Study designs of evaluations included in the review
There were no restrictions on the study designs eligible for inclusion in the review. The included studies were RCTs, quasi-controlled studies, cohort studies, open studies, descriptive reports, case studies and case series; one study was of an unknown design.
Specific interventions included in the review
Studies that clearly defined their main purpose as treatment were eligible.
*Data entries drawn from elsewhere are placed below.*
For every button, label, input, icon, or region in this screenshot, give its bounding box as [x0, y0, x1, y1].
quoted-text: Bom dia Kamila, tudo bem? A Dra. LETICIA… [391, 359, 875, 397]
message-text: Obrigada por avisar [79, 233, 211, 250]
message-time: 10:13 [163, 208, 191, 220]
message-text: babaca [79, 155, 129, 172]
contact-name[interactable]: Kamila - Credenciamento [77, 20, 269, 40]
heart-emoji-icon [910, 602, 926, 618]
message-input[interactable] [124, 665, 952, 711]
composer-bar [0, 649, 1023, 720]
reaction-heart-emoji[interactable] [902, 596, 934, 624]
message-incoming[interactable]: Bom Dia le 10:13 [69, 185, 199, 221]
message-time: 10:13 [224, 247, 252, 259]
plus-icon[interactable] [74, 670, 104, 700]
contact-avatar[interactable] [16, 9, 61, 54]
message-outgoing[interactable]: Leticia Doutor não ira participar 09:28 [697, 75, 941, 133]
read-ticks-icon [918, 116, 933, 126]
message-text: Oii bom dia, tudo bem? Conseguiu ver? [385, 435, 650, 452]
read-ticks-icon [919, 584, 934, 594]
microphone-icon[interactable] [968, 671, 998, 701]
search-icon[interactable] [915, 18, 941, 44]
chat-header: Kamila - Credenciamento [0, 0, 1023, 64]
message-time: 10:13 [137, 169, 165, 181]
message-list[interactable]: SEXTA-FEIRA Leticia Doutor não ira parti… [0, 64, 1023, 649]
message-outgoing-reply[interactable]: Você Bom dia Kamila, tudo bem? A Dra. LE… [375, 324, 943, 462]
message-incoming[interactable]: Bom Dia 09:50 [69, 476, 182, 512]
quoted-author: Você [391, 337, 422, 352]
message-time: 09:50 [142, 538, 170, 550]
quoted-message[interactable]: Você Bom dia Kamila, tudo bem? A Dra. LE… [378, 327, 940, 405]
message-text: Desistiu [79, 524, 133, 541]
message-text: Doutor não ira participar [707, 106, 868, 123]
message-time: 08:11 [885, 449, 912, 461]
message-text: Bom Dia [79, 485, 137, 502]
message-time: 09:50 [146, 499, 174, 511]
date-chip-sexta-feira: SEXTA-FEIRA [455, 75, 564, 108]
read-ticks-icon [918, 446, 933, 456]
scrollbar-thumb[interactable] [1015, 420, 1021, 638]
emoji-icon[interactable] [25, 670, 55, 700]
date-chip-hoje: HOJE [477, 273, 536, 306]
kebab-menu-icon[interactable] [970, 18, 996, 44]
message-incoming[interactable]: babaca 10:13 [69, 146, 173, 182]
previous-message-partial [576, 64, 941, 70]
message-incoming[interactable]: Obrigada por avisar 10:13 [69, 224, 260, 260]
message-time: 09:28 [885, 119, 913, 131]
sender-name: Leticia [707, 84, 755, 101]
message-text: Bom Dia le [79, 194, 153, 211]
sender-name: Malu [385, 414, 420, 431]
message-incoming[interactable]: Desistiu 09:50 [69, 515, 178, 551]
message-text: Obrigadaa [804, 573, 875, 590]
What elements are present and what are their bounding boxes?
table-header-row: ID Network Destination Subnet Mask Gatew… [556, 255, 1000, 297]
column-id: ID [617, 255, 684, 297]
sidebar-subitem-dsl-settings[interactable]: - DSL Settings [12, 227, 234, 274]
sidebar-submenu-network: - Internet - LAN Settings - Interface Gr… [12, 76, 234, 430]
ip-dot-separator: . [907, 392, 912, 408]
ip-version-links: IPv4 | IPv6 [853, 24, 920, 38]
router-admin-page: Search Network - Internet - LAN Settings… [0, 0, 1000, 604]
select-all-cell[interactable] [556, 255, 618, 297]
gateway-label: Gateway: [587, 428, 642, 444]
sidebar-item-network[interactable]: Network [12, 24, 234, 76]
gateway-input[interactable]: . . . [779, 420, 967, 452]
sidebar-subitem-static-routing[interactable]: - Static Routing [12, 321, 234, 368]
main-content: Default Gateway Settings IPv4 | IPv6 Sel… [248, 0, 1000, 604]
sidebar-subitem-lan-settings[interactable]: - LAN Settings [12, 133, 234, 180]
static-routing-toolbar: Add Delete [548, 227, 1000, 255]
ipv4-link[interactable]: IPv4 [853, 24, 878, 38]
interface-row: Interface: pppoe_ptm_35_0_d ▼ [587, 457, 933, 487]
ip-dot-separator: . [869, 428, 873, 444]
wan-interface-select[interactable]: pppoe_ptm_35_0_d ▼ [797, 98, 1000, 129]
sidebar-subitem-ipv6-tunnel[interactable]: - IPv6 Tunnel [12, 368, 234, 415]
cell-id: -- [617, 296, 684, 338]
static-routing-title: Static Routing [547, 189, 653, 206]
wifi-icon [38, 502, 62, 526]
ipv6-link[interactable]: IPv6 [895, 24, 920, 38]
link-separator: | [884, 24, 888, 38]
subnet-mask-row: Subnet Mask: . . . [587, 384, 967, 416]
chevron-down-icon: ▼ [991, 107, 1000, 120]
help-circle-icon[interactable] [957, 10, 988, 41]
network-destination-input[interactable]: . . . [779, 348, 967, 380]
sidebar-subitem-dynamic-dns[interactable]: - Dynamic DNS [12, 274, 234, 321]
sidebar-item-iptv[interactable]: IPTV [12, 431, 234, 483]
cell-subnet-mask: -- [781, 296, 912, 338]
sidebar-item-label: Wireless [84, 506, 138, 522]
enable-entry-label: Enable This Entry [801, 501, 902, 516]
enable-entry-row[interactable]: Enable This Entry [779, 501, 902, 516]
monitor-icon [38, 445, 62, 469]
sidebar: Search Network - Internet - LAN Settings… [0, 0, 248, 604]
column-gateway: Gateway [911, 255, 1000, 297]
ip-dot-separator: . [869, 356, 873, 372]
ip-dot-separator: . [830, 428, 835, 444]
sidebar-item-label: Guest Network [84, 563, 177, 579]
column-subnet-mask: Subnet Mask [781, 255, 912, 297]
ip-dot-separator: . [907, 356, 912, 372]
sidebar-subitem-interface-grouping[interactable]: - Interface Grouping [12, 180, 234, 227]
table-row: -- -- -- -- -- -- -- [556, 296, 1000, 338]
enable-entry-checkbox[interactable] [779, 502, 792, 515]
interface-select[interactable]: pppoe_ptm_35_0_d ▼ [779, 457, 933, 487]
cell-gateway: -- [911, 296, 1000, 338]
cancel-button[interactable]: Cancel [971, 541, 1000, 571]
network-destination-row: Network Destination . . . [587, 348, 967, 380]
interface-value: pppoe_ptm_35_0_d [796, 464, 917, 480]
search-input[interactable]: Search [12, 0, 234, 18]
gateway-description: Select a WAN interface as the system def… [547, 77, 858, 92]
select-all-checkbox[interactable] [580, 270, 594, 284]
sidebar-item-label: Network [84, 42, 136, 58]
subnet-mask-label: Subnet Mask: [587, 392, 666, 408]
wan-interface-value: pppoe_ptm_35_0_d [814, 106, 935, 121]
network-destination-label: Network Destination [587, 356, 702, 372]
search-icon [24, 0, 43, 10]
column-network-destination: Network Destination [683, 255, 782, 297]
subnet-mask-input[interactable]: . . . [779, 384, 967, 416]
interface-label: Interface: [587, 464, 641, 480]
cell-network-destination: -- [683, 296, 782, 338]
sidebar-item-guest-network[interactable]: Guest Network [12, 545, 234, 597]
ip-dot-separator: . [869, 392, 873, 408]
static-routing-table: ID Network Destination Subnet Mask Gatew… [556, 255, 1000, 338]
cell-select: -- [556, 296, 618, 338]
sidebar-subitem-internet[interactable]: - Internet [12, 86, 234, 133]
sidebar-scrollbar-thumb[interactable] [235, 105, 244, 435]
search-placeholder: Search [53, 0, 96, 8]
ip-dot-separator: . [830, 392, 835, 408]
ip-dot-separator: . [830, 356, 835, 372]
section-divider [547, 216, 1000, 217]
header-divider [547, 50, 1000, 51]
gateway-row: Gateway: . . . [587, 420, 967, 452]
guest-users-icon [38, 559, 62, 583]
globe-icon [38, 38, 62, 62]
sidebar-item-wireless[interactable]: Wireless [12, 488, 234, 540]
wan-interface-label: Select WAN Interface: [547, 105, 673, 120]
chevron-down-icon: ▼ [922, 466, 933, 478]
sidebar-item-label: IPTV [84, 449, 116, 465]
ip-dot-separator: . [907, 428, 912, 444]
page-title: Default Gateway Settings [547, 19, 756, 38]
The included studies evaluated the following treatments:
pharmacological treatments, i.e. fluoxetine, sertraline, and S-adensylmethionine;
combined psychological and psychodynamic approaches, i.e. interactional/problem resolution, cognitive-behaviour therapy with and without counselling, group psychotherapy, listening visits, psychodynamic psychotherapy or interactional guidance, interpersonal psychotherapy, psychotherapy on mother-infant interaction, and counselling;
combined pharmacological and psychological approaches, i.e. fluoxetine plus cognitive-behavioural counselling and specialist day hospital;
social support and relaxation, i.e. social support group, group by mail, exercise and relaxation, massage, relaxation, and support group with and without partner;
hormonal, i.e. oestradiol skin patches and sublingual oestradiol;
other approaches, i.e.. bright light therapy; and
routine primary care (used as the control).
Participants included in the review
Studies of women with broadly defined postnatal depression were eligible regardless of the cause or time of onset of postnatal depression. Women with postpartum blues and puerperal psychosis were excluded.
Women were diagnosed with postnatal depression using the following criteria (where specified): American Psychiatric Association (APA) DSM-III-R and DSM-IV for major depression; Edinburgh Postnatal Depression Scale (EPDS) with and without further enquiry; Research Diagnostic Criteria (RDC) major or minor depression; Beck Depression Inventory (BDI); a score greater than 16 on BDI plus dysthymia on Diagnostic Inventory Schedule; a score greater than 35 on Current Experience Scale plus either greater than 21 on Multiple Affect Adjective Checklist or greater than 13 on EPDS; Hospital Anxiety and Depression Scale; and ICD-10 depression.
Some of the included studies also enrolled women with postnatal depression (criteria not specified), families with a child aged less than 30 months who had consulted a child guidance clinic, and women with postnatal depression plus borderline personality disorder.
Outcomes assessed in the review
The inclusion criteria were not defined in terms of the outcome. The included studies used at least 29 different instruments to assess the outcomes. The randomised controlled trials (RCTs) used the following criteria: Kellner Symptom Questionnaire (KSQ); SPI; EPDS; RDC diagnosis; BDI; Profile of Mood Status (POMS); Dyadic Adjustment Scale (DAS); Coopersmith Self-Esteem Inventory (CSEI); Social Provision Scale; Montgomery-Asberg Depression Rating Scale; APA DSM-III-R; depression section of the Structured Clinical Interview; Hamilton Depression Rating Scale (HAM-D/HDRS); Social Adjustment Scale; Inventory to Diagnose Depression; Postpartum Adjustment Questionnaire; Revised Clinical Interview Schedule; Behaviour Observation Scale; State Anxiety Instrument for Children; Mini International Neuropsychiatric Instrument; General Health Questionnaire; PBI; Parenting Stress Index (PSI); and Schedule for Affective Disorders and Schizophrenia (SADS-C). Urinary and salivary cortisol and pulse rate were also assessed.
How were decisions on the relevance of primary studies made?
The authors do not state how the papers were selected for the review, or how many of the reviewers performed the selection.